Сталин вторгается в тексты Мандельштама по возвращении поэта в 1930 году из Армении (хотя и в Армении мысли о нем не покидали поэта: «ассириец держит мое сердце»). И тогда же приходит осознание, что новая жизнь – надолго: «Молодых рабочих татарские сверкающие спины…/ Здравствуй, здравствуй, могучий некрещеный позвоночник,/ С которым проживем не век, не два!» Это из стихотворения 31‐го года. «Татарвой» он называет народ и в «Сохрани» (друга и отца он бы так не назвал). И тогда же появляется стихотворение «Неправда» о «вхождении» в новую жизнь, что сравнивается с глухой русской избой, обиталищем Неправды: «Вошь да глушь у нее, тишь да мша, – полуспаленка, полутюрьма…», она же и гроб сосновый, и творятся там дела жуткие:
А она мне соленых грибков
Вынимает в горшке из‐под нар,
А она из ребячьих пупков
Подает мне горячий отвар.
Стихотворение написано в фольклорной, сказочной манере. Вот его начало:
Я с дымящей лучиной вхожу
К шестипалой неправде в избу:
– Дай‐ка я на тебя погляжу,
Ведь лежать мне в сосновом гробу.
Поэт как бы приглядывается к внезапно открывшейся ему русской жизни, осваивается в этом аду, где ему «все‐таки до смерти хочется жить» 470, хотя суждено умереть. Трудно не почувствовать в этих строках тот же, что и в «Сохрани», мотив отчаянного приятия российского ужаса, жизни‐неправды. Это приятие ужаса как нормы жизни, на которую он обречен, и толкает его в сторону фольклорного сказа, к стилистике страшной сказки.

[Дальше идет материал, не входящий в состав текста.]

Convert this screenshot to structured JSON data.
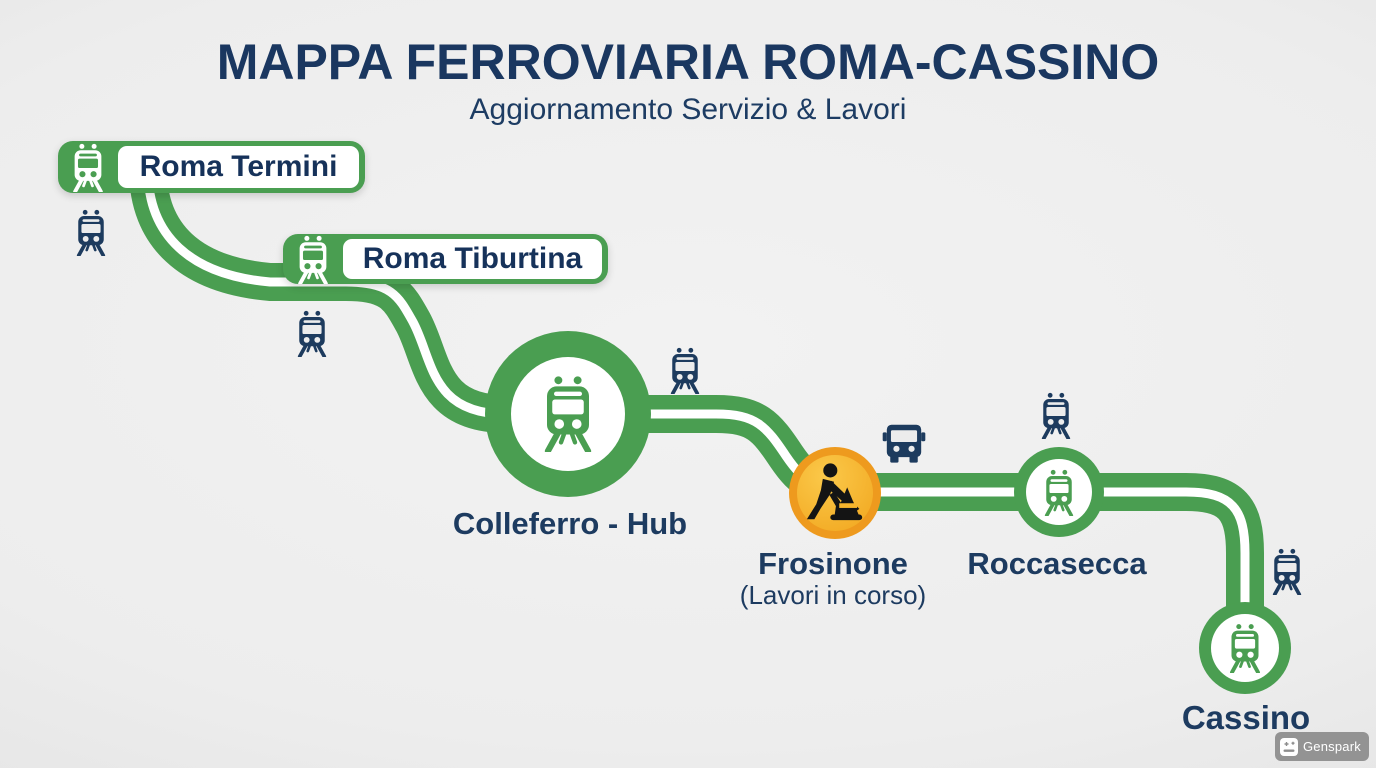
{
  "title": "MAPPA FERROVIARIA ROMA-CASSINO",
  "subtitle": "Aggiornamento Servizio & Lavori",
  "stations": [
    {
      "name": "Roma Termini",
      "type": "badge-station",
      "marker": "train-badge"
    },
    {
      "name": "Roma Tiburtina",
      "type": "badge-station",
      "marker": "train-badge"
    },
    {
      "name": "Colleferro - Hub",
      "type": "hub",
      "marker": "large-green-circle-train"
    },
    {
      "name": "Frosinone",
      "note": "(Lavori in corso)",
      "type": "works",
      "marker": "orange-roadworks-circle"
    },
    {
      "name": "Roccasecca",
      "type": "stop",
      "marker": "green-circle-train"
    },
    {
      "name": "Cassino",
      "type": "terminus",
      "marker": "green-circle-train"
    }
  ],
  "icons": {
    "train": "train-front-icon",
    "bus": "bus-front-icon",
    "worker": "roadworks-digger-icon",
    "watermark": "genspark-card-icon"
  },
  "colors": {
    "route_green": "#4a9e51",
    "navy": "#1d3b60",
    "works_ring_orange": "#ee9a1e",
    "works_fill_amber": "#f6b42c",
    "background": "#ececec"
  },
  "watermark": {
    "label": "Genspark"
  }
}
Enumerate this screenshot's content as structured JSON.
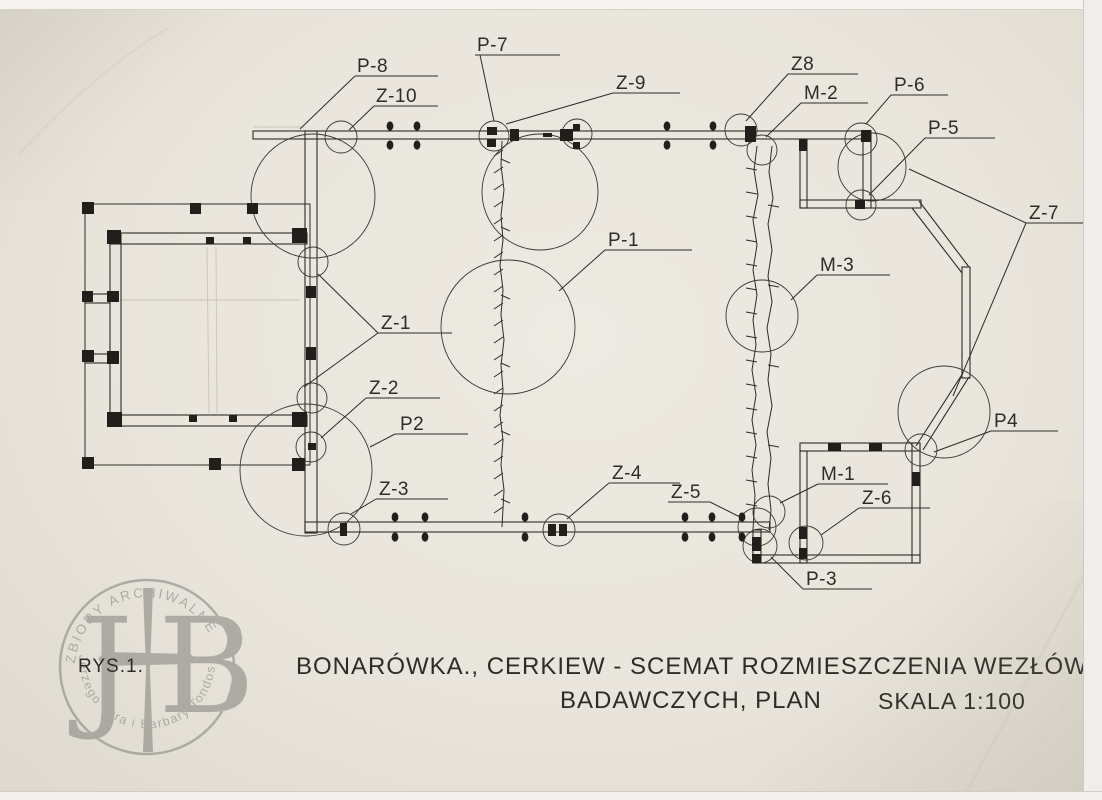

В «Неправде» впервые появляется и намек на отца, хозяина этого народа, его языка и всех речей – Сталина: неправда названа шестипалой. Было ли у Сталина на ноге шесть пальцев никто, наверное, точно не знает, но миф об этом был распространен, и поэт за ним последовал 471.
А чуть раньше, но в том же 1931‐ом году, он пишет этапное (предчувствовал – загреметь ему по этапу) стихотворение «За гремучую доблесть грядущих веков» – тоже обращенное к Сталину.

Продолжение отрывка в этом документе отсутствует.